1000000; time (intern) = 0.231 sec
2000000; time (intern) = 0.251 sec
3000000; time (intern) = 0.268 sec
4000000; time (intern) = 0.285 sec
5000000; time (intern) = 0.311 sec
6000000; time (intern) = 0.333 sec
7000000; time (intern) = 0.369 sec
8000000; time (intern) = 0.399 sec
9000000; time (intern) = 0.444 sec
10000000; time (intern) = 0.507 sec
11000000; time (intern) = 0.532 sec
12000000; time (intern) = 0.614 sec
13000000; time (intern) = 0.686 sec
14000000; time (intern) = 0.797 sec
15000000; time (intern) = 0.837 sec
16000000; time (intern) = 0.902 sec
17000000; time (intern) = 0.962 sec
18000000; time (intern) = 1.019 sec
19000000; time (intern) = 1.083 sec
20000000; time (intern) = 1.121 sec
21000000; time (intern) = 1.204 sec
22000000; time (intern) = 1.226 sec
23000000; time (intern) = 1.292 sec
24000000; time (intern) = 1.312 sec
25000000; time (intern) = 1.379 sec
26000000; time (intern) = 1.444 sec
27000000; time (intern) = 1.491 sec
28000000; time (intern) = 1.542 sec
29000000; time (intern) = 1.569 sec
30000000; time (intern) = 1.732 sec
31000000; time (intern) = 1.74 sec
32000000; time (intern) = 1.735 sec
33000000; time (intern) = 1.842 sec
34000000; time (intern) = 1.893 sec
35000000; time (intern) = 1.989 sec
36000000; time (intern) = 1.971 sec
37000000; time (intern) = 2.033 sec
38000000; time (intern) = 2.139 sec
[GC 4195274K->4207538K(16078208K), 5.2907230 secs]
39000000; time (intern) = 7.46 sec
40000000; time (intern) = 2.259 sec
41000000; time (intern) = 2.28 sec
42000000; time (intern) = 2.346 sec
43000000; time (intern) = 2.394 sec
44000000; time (intern) = 2.414 sec
45000000; time (intern) = 2.492 sec
46000000; time (intern) = 2.536 sec
47000000; time (intern) = 2.619 sec
48000000; time (intern) = 2.654 sec
49000000; time (intern) = 2.673 sec
50000000; time (intern) = 2.775 sec

As you can see, it takes 3.5 times longer to process the first million of strings and more for subsequent strings. Going back to persons/addresses example, it means 3.5-4 times longer processing for full street addresses with nearly no benefit (most of such addresses will be unique).

See also

String.intern in Java 6, 7 and 8 - string pooling article describing the implementation and benefits of using String.intern() method in Java 7 and 8.

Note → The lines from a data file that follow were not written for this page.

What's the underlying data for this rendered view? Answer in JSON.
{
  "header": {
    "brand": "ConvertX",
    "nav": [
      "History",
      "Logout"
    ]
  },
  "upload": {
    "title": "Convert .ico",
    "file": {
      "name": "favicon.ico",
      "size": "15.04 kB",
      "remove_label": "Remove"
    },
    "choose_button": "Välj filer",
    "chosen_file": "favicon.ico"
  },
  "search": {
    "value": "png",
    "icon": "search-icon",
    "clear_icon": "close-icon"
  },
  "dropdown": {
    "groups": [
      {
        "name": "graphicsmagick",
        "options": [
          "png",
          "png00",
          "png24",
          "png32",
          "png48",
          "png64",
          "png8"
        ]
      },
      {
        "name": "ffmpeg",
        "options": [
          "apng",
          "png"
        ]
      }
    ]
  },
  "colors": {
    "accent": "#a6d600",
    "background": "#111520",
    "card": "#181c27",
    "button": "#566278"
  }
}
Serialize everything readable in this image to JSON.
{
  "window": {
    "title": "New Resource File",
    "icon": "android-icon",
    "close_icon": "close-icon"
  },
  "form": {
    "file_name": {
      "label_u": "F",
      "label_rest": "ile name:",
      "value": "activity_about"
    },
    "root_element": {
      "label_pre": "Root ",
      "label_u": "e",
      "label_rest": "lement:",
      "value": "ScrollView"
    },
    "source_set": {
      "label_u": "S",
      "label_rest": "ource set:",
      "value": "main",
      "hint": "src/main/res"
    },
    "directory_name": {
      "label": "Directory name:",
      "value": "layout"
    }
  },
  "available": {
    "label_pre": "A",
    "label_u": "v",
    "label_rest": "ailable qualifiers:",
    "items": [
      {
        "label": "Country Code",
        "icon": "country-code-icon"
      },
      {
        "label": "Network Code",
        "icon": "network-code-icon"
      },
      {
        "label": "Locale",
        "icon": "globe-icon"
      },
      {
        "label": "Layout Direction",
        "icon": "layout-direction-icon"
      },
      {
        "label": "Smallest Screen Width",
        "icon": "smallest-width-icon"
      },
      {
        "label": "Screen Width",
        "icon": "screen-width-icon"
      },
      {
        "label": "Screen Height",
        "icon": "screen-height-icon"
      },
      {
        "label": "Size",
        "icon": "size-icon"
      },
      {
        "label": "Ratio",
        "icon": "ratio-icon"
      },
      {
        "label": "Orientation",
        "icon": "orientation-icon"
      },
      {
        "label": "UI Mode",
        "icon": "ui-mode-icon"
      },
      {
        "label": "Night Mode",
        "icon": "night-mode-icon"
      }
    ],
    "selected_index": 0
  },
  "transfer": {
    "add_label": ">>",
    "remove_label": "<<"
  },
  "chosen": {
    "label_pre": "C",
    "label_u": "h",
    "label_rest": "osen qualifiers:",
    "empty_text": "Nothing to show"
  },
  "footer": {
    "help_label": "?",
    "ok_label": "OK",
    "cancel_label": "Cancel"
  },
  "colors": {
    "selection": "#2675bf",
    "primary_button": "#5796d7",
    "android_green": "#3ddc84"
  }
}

String.intern in Java 6, 7 and 8 - multithreaded access article describing the performance characteristics of the multithreaded access to String.intern().

Summary

  • Despite serious optimizations done in the String.intern() implementation in Java 7+, it still takes a noticeable time to run (noticeable for CPU sensitive applications). The simple example in this article runs 3.5 times faster without calls to String.intern(). You should not use String.intern() as a safety net, passing every long living string into it. Instead process only fields with a limited number of possible distinct values (for example, states/provinces if processing addresses) - memory savings in this situation will definitely pay off the initial CPU costs of String.intern().